The particular problem, however, is like the fish who, spending his whole life in the lake, does not know he is wet. My young classmate did that for me, leaving me flopping on the dock and gasping for air. But only for a moment. I’ve never planned an Old South party, but I’ve been served a steak dinner by black men in white jackets. I’ve been worried that a cop might pull me over for driving under the influence, but I’ve never feared that cop might cause me physical harm. I’ve had to prepare my daughter for her first day of a school year, but I’ve never had to prepare her for the day when a classmate will use her last name as a racial slur.

These facts, as well as the fact that I have never questioned my opportunity to go to college, get a car loan, or buy a house, are illustrations for me of just how wet my water is. And those are the ones I know about.
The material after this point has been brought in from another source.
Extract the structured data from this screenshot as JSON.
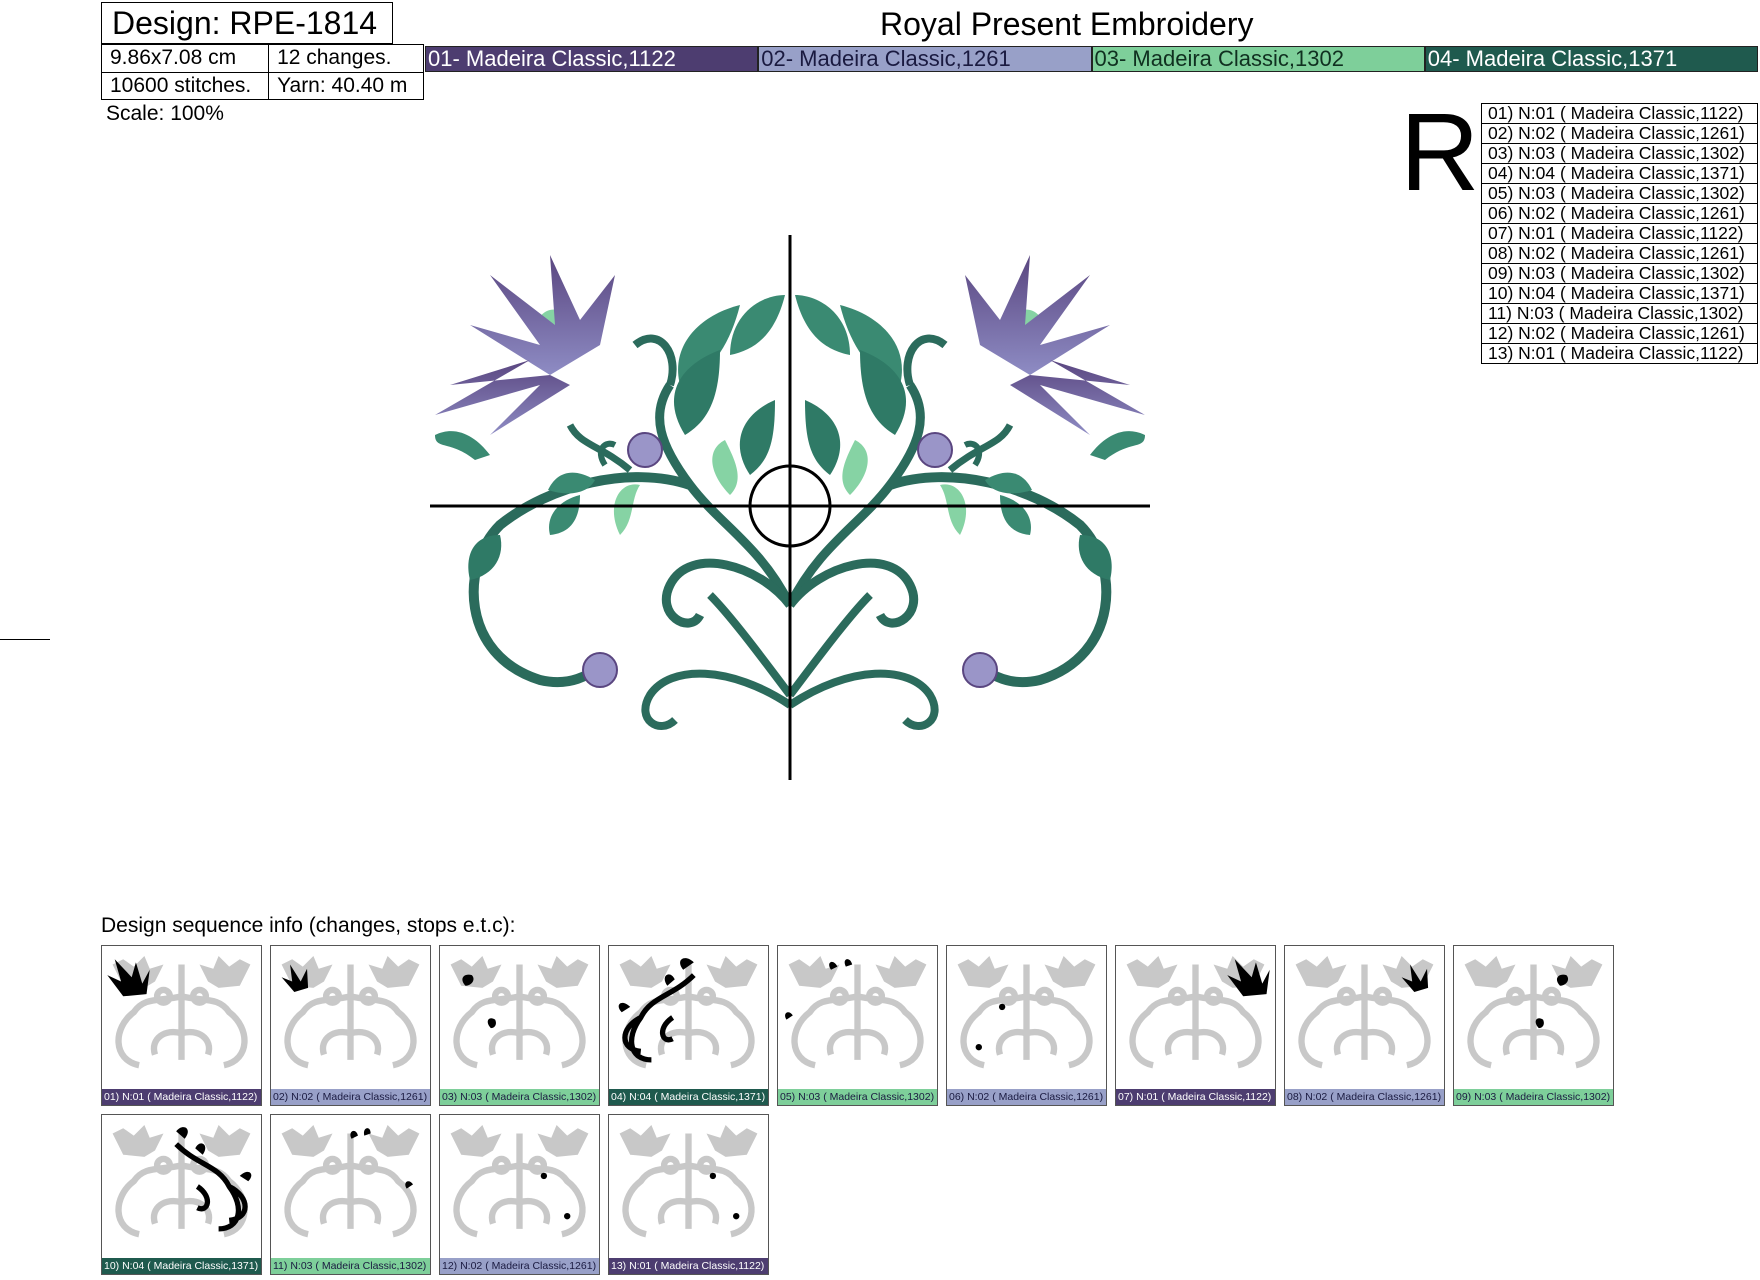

I’m willing to bet that just about any black person can name about five others ways my life is different from his without giving it a thought. Differences that are obvious to him and completely unapparent to me. Being able to cut through any neighborhood I want on the way from the store to my house being just one.

It’s true that I did not build the society in which those privileges accrue to me because my ancestors concentrated wealth through human slavery and later through segregation, but I do get the benefits from what they built. Harboring guilt and shame about that truth may be an understandable reaction, but I don’t think it’s a helpful one. Telling the truth helps. Finding a way to tell it with love is hard, yet anything really worth doing is worth doing poorly until we can figure out how to do it well. It’s worth trying to find a way to stop killing children.